If you sum algebraically, entropy $H$ is related to the variance of any variable $X$, and so for $N$ independent variables:-
$$ H \sim \operatorname{Var}\left( \sum^N X_i \right) = \sum^N \operatorname{Var}\left( X_i \right) $$
Which means the total entropy is approximately related to the sum of the individual variances, as $ \sim \operatorname{Var}(a) + \operatorname{Var}(b) + \operatorname{Var}(c) + \operatorname{Var}(r) $. If you're assuming that $a,b,c$ have low entropy (say couple/three bits), it won't make much of a difference compared to the 64 bits of $r$.
Whilst not using the same sample spaces as your example, the following is what happens to the entropy distribution when several dice are summed:-
Your input distributions will be uniform as the dice, just with three small and one much larger.
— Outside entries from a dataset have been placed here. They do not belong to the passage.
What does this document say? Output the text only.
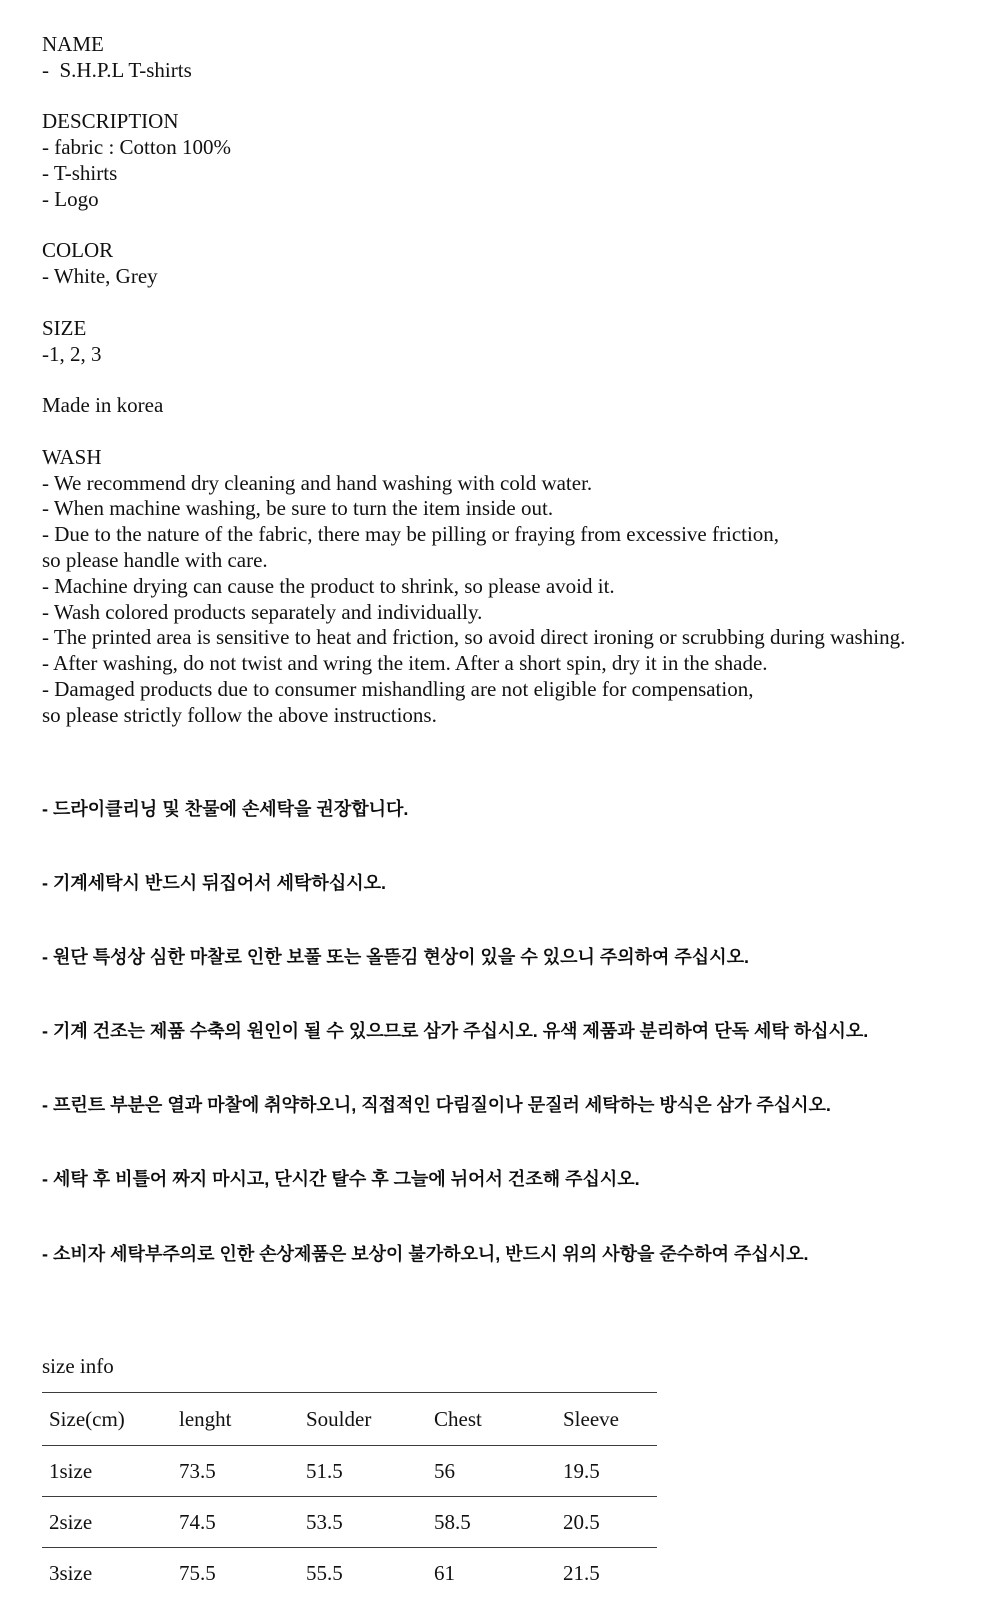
NAME
-  S.H.P.L T-shirts
DESCRIPTION
- fabric : Cotton 100%
- T-shirts
- Logo
COLOR
- White, Grey
SIZE
-1, 2, 3
Made in korea
WASH
- We recommend dry cleaning and hand washing with cold water.
- When machine washing, be sure to turn the item inside out.
- Due to the nature of the fabric, there may be pilling or fraying from excessive friction,
so please handle with care.
- Machine drying can cause the product to shrink, so please avoid it.
- Wash colored products separately and individually.
- The printed area is sensitive to heat and friction, so avoid direct ironing or scrubbing during washing.
- After washing, do not twist and wring the item. After a short spin, dry it in the shade.
- Damaged products due to consumer mishandling are not eligible for compensation,
so please strictly follow the above instructions.

- 드라이클리닝 및 찬물에 손세탁을 권장합니다.

- 기계세탁시 반드시 뒤집어서 세탁하십시오.

- 원단 특성상 심한 마찰로 인한 보풀 또는 올뜯김 현상이 있을 수 있으니 주의하여 주십시오.

- 기계 건조는 제품 수축의 원인이 될 수 있으므로 삼가 주십시오. 유색 제품과 분리하여 단독 세탁 하십시오.

- 프린트 부분은 열과 마찰에 취약하오니, 직접적인 다림질이나 문질러 세탁하는 방식은 삼가 주십시오.

- 세탁 후 비틀어 짜지 마시고, 단시간 탈수 후 그늘에 뉘어서 건조해 주십시오.

- 소비자 세탁부주의로 인한 손상제품은 보상이 불가하오니, 반드시 위의 사항을 준수하여 주십시오.

size info
Size(cm)	lenght	Soulder	Chest	Sleeve
1size	73.5	51.5	56	19.5
2size	74.5	53.5	58.5	20.5
3size	75.5	55.5	61	21.5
The resultant convolution will be a slightly non uniform distribution. But it won't distort as far as the normal approximation in the diagram of four dice.
It makes it difficult to calculate the resultant summed entropy this way as there is no simple closed form probability equation. Consequently we tend not to do it this way.
It's also very inefficient way to convolve entropy inputs, and not done as we aim for a maximal entropy uniform distribution. Crucially you can see that the per die increase in min. entropy $(-\log_2{(p_{\text{max}})})$ is dropping logarithmically in relation to the number of dice, and $H_{min}$ is the conservative estimate of $H$ we use for system security. So you'd face diminishing returns in $H_{min}(r)$ as you add more variables to $r$.
We actually would instead concatenate the variables as $ a||b||c||r $, ignore fixed bits and preserve their entropies. The final entropy would be the summation of the individual entropies. Just remember that this is entropy, not a uniform distribution or any sort of cryptographic key. Those require further work such as randomness extraction with hash functions or perhaps a key derivation function.